Films leave lasting impact, significance varies among individuals

Yoon Kim, co-a&e editor

It was health week in PE, and junior Isabella Delatorre’s sixth grade class was watching the movie Super Size Me. Immediately, she was filled with disgust. After watching the film, not only did she and her family quit eating McDonalds, Delatorre says, she also became more conscious of other areas of her health, by exercising and maintaining healthy habits.

Super Size Me is a documentary film that follows filmmaker Morgan Spurlock on his social experiment of eating solely McDonalds meals for a whole month. Delatorre says that the realistic visuals and relatability of the character would not have had been as impactful had she simply read a book or statistic with a similar message.

“I think [films] have impacts on people’s lives because people relate to the characters and they see themselves in the characters and what they’re doing,” Delatorre said. “If they see the choices they make and how they affect their lives, they start contemplating their own lives and their own choices more.”

Similar to Delatorre, sophomore Jordan Dahiya says that one particular movie has left a significant impact on her life. After watching The Blind Side, a film based on a true story about a homeless black teen named Michael Oher who is taken in by a foster family, Dahiya says that her own family was inspired to take part in a foster family program called Safe Families through their church.

“My parents were definitely moved by [The Blind Side] and it kind of just gave them further reason to decide to take part in [the Safe Families program],” Dahiya said. “We’ve had quite a few children stay with our family through that program, and it’s been a similar situation where we wanted to provide that same stability and support through our home, and I think that movie genuinely was one of the catalysts for that.”

According to Dahiya, watching the movie as a child left a special impact on her life due to her familial background. Dahiya says that because she, too, was adopted, the film struck her on an emotional level and shaped her idea of family.

“As an adopted kid, there’s always kind of these ideas that are up in the air about ‘What does a family encapsulate if I’m not born into it, necessarily?’” Dahiya said. “So I think it kind of just gave me this parallel where someone is coming into a family from the outside but is just so accepted, and I think that really did form my idea of what a family is and what it means to be in a family. I think that’s what was so touching to my seven-year-old self.”

According to junior Logan Steenbergen, she grew up watching her parents’ ‘80s and ‘90s films, which spawned her continued love for watching movies. Steenbergen says that films are able to impact their viewers in such significant ways due to their natural ability to provide a sense of escape.

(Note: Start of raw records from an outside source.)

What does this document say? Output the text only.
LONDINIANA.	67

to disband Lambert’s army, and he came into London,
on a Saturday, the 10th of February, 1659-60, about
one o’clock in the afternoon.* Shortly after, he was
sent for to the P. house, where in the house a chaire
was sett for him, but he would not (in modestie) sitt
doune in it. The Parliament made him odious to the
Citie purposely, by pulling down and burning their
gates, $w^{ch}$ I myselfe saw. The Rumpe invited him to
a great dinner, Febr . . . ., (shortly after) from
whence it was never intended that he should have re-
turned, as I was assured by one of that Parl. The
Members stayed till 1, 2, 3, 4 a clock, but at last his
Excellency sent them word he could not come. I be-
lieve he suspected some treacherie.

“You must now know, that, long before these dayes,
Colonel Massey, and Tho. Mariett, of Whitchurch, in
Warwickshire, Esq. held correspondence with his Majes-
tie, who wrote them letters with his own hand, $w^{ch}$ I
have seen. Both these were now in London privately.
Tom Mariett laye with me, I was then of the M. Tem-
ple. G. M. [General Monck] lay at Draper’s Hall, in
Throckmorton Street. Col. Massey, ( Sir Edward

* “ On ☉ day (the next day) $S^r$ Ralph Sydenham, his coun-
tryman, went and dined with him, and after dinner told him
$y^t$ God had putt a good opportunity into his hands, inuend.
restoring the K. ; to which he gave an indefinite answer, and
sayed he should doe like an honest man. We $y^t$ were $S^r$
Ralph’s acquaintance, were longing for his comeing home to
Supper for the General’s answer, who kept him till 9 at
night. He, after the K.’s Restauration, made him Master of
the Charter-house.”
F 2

“I think people want to live a life that’s not their own, for a short period of time,” Steenbergen said. “You want something that you can daydream about when you’re sitting at your desk in school, [you] want to be distracted for just a little while. Movies have the ability to take you to worlds that might not even exist and tell stories that you never could have thought of in your wildest dreams, and I think that people are drawn to that.”

One important aspect of film is the varying impact of films on their audience, according to John Cowlin, Film Studies teacher. Cowlin says that he does not have a single answer as to which film has impacted him the most because films have affected him differently depending on his walks of life.

“It’s kind of like the book To Kill a Mockingbird,” Cowlin said. “As a kid, I wasn’t all that interested in it, [but] now as a father and I read back at it, instead of Scout being the entry point into the narrative for me, Atticus is.”

Cowlin says that what he enjoys about films is that the emotional and intellectual impacts that films have on their viewers can become real experiences. According to Cowlin, the first time he had witnessed this was when he watched the original Star Wars movie, which ultimately sparked his lasting love for films.

“The first movie I ever saw in a theater was the original Star Wars movie back in ‘78,” Cowlin said. “I was a little kid, I’d never seen a movie before [and all] I remember is the opening part and walking out of the theater, but I do remember this sense of euphoria, or a sense of wonder. I never have figured out how to put it into words, but it was this sense that it wasn’t just someone telling me a story, it’s that I had experienced a story.”